Errori comuni nell'imposta sulle vendite e costosi sbagli da evitare nel 2026

Sia i consumatori sia le imprese commettono spesso errori sull'imposta sulle vendite che portano a sovrapagamenti, sottopagamenti, sanzioni o risparmi mancati, e la maggior parte degli errori è facilmente evitabile.
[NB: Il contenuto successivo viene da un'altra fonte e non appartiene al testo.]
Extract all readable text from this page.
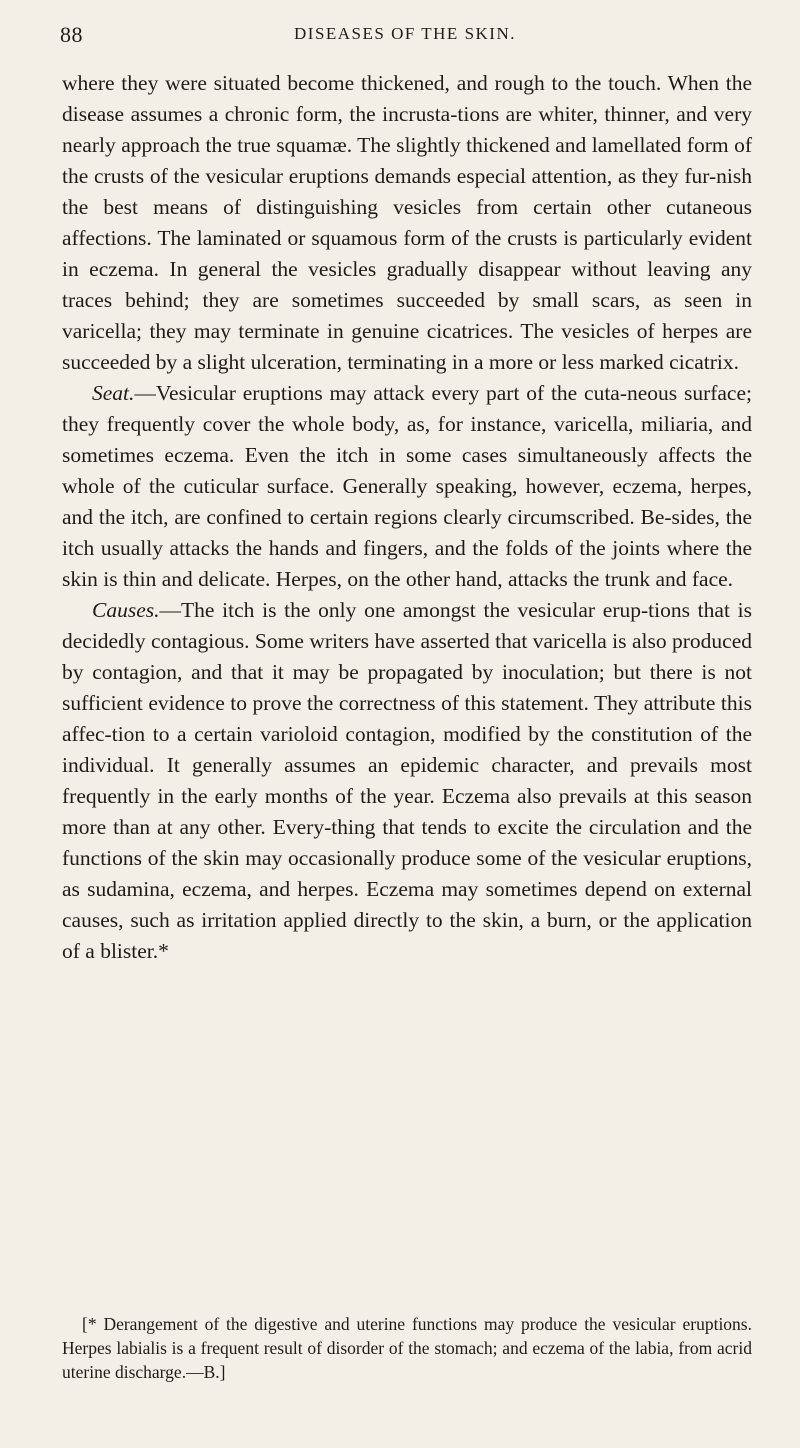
88	DISEASES OF THE SKIN.

where they were situated become thickened, and rough to the touch. When the disease assumes a chronic form, the incrusta-tions are whiter, thinner, and very nearly approach the true squamæ. The slightly thickened and lamellated form of the crusts of the vesicular eruptions demands especial attention, as they fur-nish the best means of distinguishing vesicles from certain other cutaneous affections. The laminated or squamous form of the crusts is particularly evident in eczema. In general the vesicles gradually disappear without leaving any traces behind; they are sometimes succeeded by small scars, as seen in varicella; they may terminate in genuine cicatrices. The vesicles of herpes are succeeded by a slight ulceration, terminating in a more or less marked cicatrix.

Seat.—Vesicular eruptions may attack every part of the cuta-neous surface; they frequently cover the whole body, as, for instance, varicella, miliaria, and sometimes eczema. Even the itch in some cases simultaneously affects the whole of the cuticular surface. Generally speaking, however, eczema, herpes, and the itch, are confined to certain regions clearly circumscribed. Be-sides, the itch usually attacks the hands and fingers, and the folds of the joints where the skin is thin and delicate. Herpes, on the other hand, attacks the trunk and face.

Causes.—The itch is the only one amongst the vesicular erup-tions that is decidedly contagious. Some writers have asserted that varicella is also produced by contagion, and that it may be propagated by inoculation; but there is not sufficient evidence to prove the correctness of this statement. They attribute this affec-tion to a certain varioloid contagion, modified by the constitution of the individual. It generally assumes an epidemic character, and prevails most frequently in the early months of the year. Eczema also prevails at this season more than at any other. Every-thing that tends to excite the circulation and the functions of the skin may occasionally produce some of the vesicular eruptions, as sudamina, eczema, and herpes. Eczema may sometimes depend on external causes, such as irritation applied directly to the skin, a burn, or the application of a blister.*

[* Derangement of the digestive and uterine functions may produce the vesicular eruptions. Herpes labialis is a frequent result of disorder of the stomach; and eczema of the labia, from acrid uterine discharge.—B.]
Errori dei consumatori: supporre che gli acquisti online siano sempre esenti da imposta (dopo Wayfair, quasi tutti gli acquisti presso grandi rivenditori includono l'imposta); pagare l'imposta su articoli esenti come generi alimentari o farmaci con prescrizione perché non hai verificato; non approfittare delle vacanze fiscali sulle vendite nei 17 stati che le offrono; pagare l'imposta su acquisti di veicoli tra privati dove non è dovuta; e non richiedere il credito per la permuta per ridurre l'importo imponibile nell'acquisto di un veicolo. Errori delle imprese: non registrarsi per l'imposta sulle vendite negli stati in cui hai economic nexus (imposte arretrate più sanzioni del 25-50%); accettare certificati di rivendita non validi; applicare l'aliquota locale errata per tabelle non aggiornate o usando zip code a 5 cifre invece dell'indirizzo completo; non riscuotere l'imposta sui costi di spedizione imponibili; mescolare l'imposta riscossa, che è denaro "trust fund", con i fondi operativi e spenderla (sanzioni del 50-100% più possibili accuse penali); non presentare dichiarazioni a zero quando richiesto; dichiarare troppe esenzioni senza documentazione; e ignorare gli avvisi fiscali statali. Le soluzioni includono conoscere le principali esenzioni del proprio stato, usare software fiscale con validazione dell'indirizzo (Avalara, TaxJar, Vertex), mantenere un conto bancario separato per l'imposta riscossa e consultare un professionista fiscale per le operazioni multi-stato.

Domande frequenti

Come calcolo l'imposta sulle vendite?
Imposta sulle vendite = prezzo × (aliquota fiscale ÷ 100) e il totale è prezzo più imposta sulle vendite. Per esempio, $100 con aliquota dell'8.5% corrisponde a $8.50 di imposta e a un totale di $108.50.
Posso ricavare il prezzo prima delle imposte da un totale comprensivo di imposta?
Sì. Prezzo prima delle imposte = totale ÷ (1 + aliquota fiscale ÷ 100). Se hai pagato $162 con aliquota dell'8%, il prezzo prima delle imposte era $150.